Fans who have been looking forward to the third season of Craftopia were utterly disappointed after learning that the show has been pulled from HBO Max.
“As we work toward bringing our content catalogs together under one platform, we will be making changes to the content offering available on both HBO Max and Discovery+,” Warner Bros. Discovery execs clarified per Deadline. “That will include the removal of some content from both platforms.”
“At the same time, we’re already starting to bring our content catalogs together like the launch of the new CNN Originals Hub on Discovery+ and a curated collection of Magnolia Network content coming soon to HBO Max,” the declaration added.
In cutting down HBO Max, Warner Bros.
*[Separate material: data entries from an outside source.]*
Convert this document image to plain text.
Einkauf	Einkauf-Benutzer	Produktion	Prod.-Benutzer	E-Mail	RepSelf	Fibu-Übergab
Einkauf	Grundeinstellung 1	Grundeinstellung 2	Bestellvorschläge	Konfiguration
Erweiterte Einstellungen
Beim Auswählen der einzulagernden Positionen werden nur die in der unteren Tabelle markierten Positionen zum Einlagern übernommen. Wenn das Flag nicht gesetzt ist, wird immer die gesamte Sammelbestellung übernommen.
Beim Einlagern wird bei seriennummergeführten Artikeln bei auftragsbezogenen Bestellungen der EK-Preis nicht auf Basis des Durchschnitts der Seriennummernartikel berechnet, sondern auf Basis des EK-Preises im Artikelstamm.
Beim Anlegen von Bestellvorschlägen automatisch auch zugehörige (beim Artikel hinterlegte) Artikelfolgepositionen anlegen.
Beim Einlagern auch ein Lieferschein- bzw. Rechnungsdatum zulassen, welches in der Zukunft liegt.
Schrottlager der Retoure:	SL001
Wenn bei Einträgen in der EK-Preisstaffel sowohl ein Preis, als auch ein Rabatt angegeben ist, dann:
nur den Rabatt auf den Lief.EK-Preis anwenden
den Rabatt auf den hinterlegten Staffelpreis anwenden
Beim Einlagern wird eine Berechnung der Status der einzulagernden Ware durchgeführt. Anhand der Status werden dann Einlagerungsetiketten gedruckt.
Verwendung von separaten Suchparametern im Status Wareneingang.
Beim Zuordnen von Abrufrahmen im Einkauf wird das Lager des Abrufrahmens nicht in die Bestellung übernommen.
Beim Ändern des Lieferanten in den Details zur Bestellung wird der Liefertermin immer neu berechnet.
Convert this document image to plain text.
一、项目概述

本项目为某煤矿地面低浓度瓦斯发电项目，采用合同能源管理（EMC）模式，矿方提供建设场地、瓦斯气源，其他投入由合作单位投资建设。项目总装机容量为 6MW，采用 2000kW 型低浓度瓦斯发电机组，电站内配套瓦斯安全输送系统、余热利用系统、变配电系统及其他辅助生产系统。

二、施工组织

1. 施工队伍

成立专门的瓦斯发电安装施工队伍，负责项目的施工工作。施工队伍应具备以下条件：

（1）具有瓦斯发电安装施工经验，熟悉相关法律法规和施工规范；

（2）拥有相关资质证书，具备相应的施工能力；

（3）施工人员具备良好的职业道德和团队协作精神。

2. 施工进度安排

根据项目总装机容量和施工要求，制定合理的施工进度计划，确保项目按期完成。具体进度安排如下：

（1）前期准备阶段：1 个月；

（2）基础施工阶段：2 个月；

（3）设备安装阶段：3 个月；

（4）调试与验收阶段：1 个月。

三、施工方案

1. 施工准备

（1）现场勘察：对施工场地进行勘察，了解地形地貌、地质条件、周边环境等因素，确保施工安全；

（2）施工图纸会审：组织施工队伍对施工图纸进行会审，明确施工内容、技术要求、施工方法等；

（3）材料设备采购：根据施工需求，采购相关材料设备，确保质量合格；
Discovery execs have also pulled out massive clumps of original content which aren’t only just from HBO and HBO Max but also many other content from other services such as Cartoon Network, TBS, and TruTV and also including various movies and shows that were earlier streaming exclusively to the service.
The exact reason is not known why these shows and films are being withdrawn but audiences are extremely saddened and disappointed to see their favorite shows and movies being removed from the platform.
Tony Maglio of IndieWire describes: “The content targeted for removal tends to be shows and movies that are not performing on the service but have an opportunity for a partial [tax] write-off. Content costs can be amortized — or assigned a cost that gets recognized by an entity across multiple years — over the program or film’s expected lifetime. If years on that timeline remain, a company can remove that asset from distribution and use its remaining cost balance to offset taxable income elsewhere.”